The United Nations, its International Telecommunication Union (ITU), and a motley assortment of tyrants are frantically working to calm growing worldwide fears over the planetary body’s controversial bid to regulate the Internet and potentially even smash free speech online at an ongoing treaty-writing conference in Dubai. With global opposition to the schemes exploding, however, documents show the UN is using a “public relations” strategy to disseminate taxpayer-funded propaganda attacking critics of its secretive summit aimed at seizing control of the World Wide Web.
While the ITU and a broad coalition of brutal dictatorships hoping to clamp down on online freedom claim the World Conference on International Telecommunications (WCIT) is mostly about connecting poor people to the Internet and tinkering with mundane treaties, experts and analysts know better. In fact, more than 1,000 organizations from over 150 countries have spoken out against the scheming going on among UN member governments — mostly tyrants including more than a few Islamist regimes and communist autocracies — largely behind closed doors.
"So long as the ITU and other similarly intentioned organizations such as WIPO remain immune from national and even international laws, they will be able to continue to act with impunity against individuals and their interests around the world, to do the bidding of a small clique of member states that are offended or threatened by the openness and independence that the Internet in its current form fosters and encourages,” said Geneva-based international attorney Edward Flaherty, a senior partner with Schwab, Flaherty & Associates who has litigated extensively against what he calls "systemically corrupt UN organizations" such as the ITU.

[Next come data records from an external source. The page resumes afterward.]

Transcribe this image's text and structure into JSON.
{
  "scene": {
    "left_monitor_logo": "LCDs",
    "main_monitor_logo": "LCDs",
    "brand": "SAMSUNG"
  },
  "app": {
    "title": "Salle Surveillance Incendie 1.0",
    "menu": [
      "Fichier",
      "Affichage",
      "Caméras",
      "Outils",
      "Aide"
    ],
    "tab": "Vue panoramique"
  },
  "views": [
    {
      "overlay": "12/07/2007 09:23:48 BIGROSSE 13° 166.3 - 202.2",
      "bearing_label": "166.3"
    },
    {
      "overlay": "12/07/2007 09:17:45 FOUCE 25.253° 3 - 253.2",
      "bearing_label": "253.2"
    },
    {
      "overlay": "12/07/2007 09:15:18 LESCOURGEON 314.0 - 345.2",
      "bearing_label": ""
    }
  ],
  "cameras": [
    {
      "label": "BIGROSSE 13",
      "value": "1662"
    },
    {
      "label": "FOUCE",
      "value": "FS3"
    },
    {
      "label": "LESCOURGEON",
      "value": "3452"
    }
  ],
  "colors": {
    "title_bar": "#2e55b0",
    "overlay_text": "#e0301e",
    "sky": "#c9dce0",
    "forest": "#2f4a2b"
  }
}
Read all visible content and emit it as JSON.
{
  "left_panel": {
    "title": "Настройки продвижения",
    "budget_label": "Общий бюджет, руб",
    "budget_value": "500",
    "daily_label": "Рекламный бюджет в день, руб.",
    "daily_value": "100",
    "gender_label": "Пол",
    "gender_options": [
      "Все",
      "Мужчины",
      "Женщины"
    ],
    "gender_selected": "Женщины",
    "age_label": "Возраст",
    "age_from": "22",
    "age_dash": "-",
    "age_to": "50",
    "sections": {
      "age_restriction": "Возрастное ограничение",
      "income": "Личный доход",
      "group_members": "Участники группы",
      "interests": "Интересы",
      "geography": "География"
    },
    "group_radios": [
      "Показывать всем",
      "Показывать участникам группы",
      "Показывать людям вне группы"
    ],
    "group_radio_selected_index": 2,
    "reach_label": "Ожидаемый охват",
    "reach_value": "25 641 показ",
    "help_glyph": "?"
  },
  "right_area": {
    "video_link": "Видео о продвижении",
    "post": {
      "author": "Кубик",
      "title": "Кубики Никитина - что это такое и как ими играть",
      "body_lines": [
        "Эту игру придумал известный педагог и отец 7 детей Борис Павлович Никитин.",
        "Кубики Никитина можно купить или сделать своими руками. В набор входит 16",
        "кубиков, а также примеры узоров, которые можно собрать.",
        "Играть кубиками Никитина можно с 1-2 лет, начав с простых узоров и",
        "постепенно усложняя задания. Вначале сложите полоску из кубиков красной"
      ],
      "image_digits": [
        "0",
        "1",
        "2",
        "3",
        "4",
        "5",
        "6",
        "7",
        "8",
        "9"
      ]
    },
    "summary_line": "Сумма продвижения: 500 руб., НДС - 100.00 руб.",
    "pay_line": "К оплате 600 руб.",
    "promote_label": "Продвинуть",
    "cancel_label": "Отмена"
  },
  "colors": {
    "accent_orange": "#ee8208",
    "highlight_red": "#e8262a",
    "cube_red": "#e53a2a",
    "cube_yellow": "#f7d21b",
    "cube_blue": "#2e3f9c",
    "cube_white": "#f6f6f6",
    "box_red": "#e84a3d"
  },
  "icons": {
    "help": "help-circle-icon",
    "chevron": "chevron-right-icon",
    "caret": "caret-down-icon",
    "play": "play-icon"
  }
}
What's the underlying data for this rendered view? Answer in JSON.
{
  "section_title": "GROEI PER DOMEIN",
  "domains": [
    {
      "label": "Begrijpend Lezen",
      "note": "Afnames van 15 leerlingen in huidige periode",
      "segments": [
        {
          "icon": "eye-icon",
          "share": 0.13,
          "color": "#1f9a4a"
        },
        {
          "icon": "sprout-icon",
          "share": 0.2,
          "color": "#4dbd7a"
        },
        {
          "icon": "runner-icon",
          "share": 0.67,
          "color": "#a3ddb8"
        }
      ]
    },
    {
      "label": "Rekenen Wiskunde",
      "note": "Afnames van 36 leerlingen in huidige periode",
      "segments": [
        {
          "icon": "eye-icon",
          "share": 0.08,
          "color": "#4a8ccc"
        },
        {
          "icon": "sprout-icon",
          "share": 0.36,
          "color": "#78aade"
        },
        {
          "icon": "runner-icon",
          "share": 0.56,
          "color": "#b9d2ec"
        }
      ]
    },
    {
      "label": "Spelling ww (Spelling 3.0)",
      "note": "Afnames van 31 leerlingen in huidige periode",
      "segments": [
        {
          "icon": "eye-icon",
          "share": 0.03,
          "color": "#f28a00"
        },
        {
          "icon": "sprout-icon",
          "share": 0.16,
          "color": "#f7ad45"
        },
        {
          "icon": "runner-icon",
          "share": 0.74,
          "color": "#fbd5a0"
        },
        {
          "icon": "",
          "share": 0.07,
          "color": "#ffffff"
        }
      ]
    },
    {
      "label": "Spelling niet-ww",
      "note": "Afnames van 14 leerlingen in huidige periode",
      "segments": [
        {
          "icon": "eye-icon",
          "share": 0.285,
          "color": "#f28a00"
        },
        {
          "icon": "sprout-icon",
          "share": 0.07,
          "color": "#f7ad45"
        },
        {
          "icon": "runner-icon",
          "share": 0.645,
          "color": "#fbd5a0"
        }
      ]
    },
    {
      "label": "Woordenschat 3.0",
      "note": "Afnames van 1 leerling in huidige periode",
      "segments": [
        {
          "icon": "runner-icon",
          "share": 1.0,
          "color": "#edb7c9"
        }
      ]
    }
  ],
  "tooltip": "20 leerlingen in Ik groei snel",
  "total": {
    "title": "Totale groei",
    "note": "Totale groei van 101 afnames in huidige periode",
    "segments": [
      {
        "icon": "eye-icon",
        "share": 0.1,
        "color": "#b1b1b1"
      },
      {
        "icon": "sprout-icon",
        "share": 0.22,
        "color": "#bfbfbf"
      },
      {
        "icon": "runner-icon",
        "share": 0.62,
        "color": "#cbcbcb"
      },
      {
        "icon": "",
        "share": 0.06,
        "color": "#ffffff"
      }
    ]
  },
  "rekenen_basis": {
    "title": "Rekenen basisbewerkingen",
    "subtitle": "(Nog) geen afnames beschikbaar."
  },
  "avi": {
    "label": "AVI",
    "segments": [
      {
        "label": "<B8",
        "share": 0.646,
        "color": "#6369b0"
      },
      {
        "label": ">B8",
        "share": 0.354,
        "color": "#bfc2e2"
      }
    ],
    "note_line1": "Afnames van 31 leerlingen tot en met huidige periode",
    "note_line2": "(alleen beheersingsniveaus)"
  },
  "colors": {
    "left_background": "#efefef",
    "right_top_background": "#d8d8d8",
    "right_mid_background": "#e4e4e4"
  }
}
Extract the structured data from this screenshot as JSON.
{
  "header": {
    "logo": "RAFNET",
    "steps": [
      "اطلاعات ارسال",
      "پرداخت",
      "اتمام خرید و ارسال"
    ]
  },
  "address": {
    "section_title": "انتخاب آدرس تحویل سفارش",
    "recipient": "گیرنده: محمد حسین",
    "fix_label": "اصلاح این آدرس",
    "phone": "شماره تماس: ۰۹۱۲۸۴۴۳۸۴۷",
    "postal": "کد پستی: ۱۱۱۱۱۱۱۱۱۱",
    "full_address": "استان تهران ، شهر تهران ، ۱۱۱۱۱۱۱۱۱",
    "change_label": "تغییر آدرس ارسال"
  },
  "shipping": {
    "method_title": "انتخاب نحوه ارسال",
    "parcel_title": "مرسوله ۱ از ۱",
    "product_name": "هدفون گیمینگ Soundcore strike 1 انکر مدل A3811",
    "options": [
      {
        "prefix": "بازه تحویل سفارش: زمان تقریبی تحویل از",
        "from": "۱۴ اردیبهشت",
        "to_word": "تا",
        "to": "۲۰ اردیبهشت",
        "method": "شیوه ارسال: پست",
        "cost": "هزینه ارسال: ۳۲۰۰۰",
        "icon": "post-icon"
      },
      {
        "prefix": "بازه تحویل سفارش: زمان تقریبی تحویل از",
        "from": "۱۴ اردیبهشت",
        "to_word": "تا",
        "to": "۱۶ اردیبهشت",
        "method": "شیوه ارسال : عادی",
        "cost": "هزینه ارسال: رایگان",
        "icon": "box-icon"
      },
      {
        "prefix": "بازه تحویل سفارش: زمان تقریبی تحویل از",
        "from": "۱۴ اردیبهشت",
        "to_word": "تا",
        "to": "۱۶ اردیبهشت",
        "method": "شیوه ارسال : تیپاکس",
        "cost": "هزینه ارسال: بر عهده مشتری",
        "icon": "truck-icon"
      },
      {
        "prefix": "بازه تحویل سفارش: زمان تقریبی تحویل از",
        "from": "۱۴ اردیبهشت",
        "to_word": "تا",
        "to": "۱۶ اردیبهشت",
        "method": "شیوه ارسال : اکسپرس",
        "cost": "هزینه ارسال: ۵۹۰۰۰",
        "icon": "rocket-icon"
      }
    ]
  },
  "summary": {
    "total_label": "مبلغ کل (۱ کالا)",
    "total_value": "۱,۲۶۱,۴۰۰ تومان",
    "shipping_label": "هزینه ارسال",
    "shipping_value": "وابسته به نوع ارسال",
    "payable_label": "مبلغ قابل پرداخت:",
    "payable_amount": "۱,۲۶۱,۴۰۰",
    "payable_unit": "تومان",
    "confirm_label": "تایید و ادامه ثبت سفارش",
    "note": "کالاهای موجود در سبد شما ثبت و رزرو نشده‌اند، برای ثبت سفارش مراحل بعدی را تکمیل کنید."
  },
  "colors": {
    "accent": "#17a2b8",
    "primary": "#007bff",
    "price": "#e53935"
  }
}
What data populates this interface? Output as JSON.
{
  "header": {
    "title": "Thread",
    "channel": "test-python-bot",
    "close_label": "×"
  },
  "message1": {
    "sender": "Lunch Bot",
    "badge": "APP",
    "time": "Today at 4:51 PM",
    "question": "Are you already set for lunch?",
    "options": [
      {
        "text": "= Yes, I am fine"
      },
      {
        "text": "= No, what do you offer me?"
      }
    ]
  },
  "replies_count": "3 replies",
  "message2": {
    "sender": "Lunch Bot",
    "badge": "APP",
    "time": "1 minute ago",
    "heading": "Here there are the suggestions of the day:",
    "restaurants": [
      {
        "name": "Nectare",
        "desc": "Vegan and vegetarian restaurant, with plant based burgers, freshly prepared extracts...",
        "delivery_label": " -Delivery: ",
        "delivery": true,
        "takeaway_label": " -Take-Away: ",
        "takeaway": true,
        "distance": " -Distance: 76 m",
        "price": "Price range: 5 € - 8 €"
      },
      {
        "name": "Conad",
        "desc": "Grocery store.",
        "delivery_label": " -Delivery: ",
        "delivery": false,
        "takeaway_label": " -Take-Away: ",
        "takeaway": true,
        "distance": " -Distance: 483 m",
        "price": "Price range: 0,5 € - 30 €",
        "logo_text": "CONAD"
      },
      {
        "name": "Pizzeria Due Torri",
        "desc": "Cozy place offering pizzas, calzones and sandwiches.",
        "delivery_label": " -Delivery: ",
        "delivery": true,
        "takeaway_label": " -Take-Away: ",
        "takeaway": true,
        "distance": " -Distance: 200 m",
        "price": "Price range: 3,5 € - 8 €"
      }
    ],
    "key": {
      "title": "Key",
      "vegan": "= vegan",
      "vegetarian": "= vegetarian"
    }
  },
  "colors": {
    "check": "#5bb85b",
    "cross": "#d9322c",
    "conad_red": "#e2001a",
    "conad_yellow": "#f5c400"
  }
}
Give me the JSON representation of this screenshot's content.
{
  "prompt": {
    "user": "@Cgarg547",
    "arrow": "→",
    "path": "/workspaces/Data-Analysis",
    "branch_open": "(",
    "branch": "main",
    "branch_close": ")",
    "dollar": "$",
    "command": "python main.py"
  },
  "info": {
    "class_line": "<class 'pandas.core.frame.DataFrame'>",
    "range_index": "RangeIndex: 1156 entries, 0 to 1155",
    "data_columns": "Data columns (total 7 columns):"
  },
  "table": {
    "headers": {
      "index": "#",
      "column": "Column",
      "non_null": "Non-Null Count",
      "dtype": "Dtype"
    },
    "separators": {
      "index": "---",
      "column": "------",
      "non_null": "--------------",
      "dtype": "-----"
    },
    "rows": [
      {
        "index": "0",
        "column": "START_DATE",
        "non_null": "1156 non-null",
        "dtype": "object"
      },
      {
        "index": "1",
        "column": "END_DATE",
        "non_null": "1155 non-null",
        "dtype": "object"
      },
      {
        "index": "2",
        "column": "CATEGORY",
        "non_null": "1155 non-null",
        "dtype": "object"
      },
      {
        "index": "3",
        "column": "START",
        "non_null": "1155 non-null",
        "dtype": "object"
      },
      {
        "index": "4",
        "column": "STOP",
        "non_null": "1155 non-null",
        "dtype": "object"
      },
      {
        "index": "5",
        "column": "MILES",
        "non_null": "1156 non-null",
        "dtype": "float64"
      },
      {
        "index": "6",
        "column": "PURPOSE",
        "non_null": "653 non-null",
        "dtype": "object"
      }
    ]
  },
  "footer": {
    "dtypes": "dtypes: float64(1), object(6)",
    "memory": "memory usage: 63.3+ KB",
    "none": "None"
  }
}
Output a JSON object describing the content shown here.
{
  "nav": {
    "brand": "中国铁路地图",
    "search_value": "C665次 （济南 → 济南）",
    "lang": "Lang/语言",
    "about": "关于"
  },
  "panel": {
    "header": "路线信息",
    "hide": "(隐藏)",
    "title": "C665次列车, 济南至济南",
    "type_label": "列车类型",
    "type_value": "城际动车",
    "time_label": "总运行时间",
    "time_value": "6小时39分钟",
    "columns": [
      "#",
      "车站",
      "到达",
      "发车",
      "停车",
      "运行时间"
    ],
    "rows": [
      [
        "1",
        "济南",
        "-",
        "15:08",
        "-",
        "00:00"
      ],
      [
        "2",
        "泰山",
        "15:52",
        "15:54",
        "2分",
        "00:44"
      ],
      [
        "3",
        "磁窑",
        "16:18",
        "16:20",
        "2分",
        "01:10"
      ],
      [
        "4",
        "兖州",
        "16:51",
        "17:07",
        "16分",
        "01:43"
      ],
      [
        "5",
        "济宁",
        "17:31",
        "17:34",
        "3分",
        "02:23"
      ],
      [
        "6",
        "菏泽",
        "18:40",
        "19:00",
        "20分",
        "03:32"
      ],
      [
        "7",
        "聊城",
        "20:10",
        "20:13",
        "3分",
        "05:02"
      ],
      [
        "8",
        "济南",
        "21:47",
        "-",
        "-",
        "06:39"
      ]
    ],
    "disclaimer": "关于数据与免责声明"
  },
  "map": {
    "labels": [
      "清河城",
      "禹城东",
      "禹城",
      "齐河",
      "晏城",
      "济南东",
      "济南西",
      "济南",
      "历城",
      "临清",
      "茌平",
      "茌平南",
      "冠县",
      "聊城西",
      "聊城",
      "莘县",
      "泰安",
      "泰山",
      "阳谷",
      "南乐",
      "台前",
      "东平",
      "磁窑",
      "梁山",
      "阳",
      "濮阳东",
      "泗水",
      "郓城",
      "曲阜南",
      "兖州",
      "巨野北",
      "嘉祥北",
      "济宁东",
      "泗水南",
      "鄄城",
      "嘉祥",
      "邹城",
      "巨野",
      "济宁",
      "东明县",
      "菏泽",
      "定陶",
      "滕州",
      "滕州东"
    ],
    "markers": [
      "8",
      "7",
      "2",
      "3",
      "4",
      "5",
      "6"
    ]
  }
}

If the planetary agency and the alliance of dictatorial member regimes seeking control of the Internet get their way, it will not be good for the world, but there will still be hope. “Should ITU succeed, individual freedom in every country around the world will be substantially threatened," Flaherty told The New American. "If the latest ITU’s efforts do succeed, it will be left to the entrepreneurs of the world to develop a new Internet that will overcome the restrictions that are sure to be imposed by the ITU — but I am confident they will succeed tremendously."